Cybercrime Gangsters Infiltrating Businesses?
McAfee has said that Cybergangs are recruiting undergraduates and other needy skilled computer users and using them as moles in businesses to siphon off identity information and corporate secrets that can be used in “Spearphishing.”
From Reuters here:
Organized gangs have adopted “KGB-style” tactics to hire high-flying computer students to commit Internet crime, a report said on Friday.
Criminals are targeting universities, computer clubs and online forums to find undergraduates, according to Internet security firm McAfee.
Some gangs have sponsored promising students from other disciplines to attend computer courses before planting them in businesses as “sleepers.”
McAfee said the students write computer viruses, commit identity theft and launder money in a multi-billion dollar industry that is more lucrative than the drugs trade.The gangs’ tactics echo the way Russian agents sought out experts at trade conferences or universities during the Cold War, the company said in an annual report.
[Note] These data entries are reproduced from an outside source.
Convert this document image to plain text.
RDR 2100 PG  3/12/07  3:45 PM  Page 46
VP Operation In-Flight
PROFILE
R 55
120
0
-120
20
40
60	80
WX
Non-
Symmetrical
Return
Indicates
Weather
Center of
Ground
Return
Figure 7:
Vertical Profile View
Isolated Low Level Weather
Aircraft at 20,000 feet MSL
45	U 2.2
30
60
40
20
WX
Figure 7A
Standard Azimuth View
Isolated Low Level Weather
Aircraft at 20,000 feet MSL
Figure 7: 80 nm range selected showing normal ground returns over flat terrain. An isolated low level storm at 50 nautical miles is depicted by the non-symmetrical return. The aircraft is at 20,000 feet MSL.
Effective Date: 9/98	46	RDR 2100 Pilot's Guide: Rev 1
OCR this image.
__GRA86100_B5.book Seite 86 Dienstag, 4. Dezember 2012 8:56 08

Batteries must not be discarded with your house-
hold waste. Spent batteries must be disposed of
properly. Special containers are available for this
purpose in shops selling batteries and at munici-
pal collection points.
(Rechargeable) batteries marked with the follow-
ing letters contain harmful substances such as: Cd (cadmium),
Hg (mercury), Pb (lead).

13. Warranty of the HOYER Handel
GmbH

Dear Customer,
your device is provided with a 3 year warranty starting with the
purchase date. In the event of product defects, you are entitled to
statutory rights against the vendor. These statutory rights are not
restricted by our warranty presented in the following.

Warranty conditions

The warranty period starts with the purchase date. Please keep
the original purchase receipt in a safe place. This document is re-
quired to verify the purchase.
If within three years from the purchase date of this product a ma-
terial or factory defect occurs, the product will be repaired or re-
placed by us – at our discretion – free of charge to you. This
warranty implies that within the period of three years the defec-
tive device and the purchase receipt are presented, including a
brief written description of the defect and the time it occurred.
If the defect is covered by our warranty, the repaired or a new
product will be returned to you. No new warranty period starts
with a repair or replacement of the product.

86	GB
McAfee said its study was based partly on FBI and European intelligence.
This sounds far-fetched, but it is the next logical step for large cyber-gangs that subsist on the trade of identity theft and credit cards. Now that standard phishing (sending fake emails to a huge spam list), does not catch as many suckers as it used to thanks to new technology, the hackers must evolve to a new higher level of sophistication. Spearphishing has a very high catch rate and is the best way to install trojanized software within a protected network.
Such trojans could keylog passwords to the network to provide remote access to hackers, or steal credentials for use in identity theft. The most valuable targets for such attacks would be military, medical and credit reporting agencies, followed by financial hubs.
It will not be long now before employees for civilian positions will have to submit to intense background checks and home personal computer audits as conditions of employment to ensure that moles and corporate hackers are weeded out.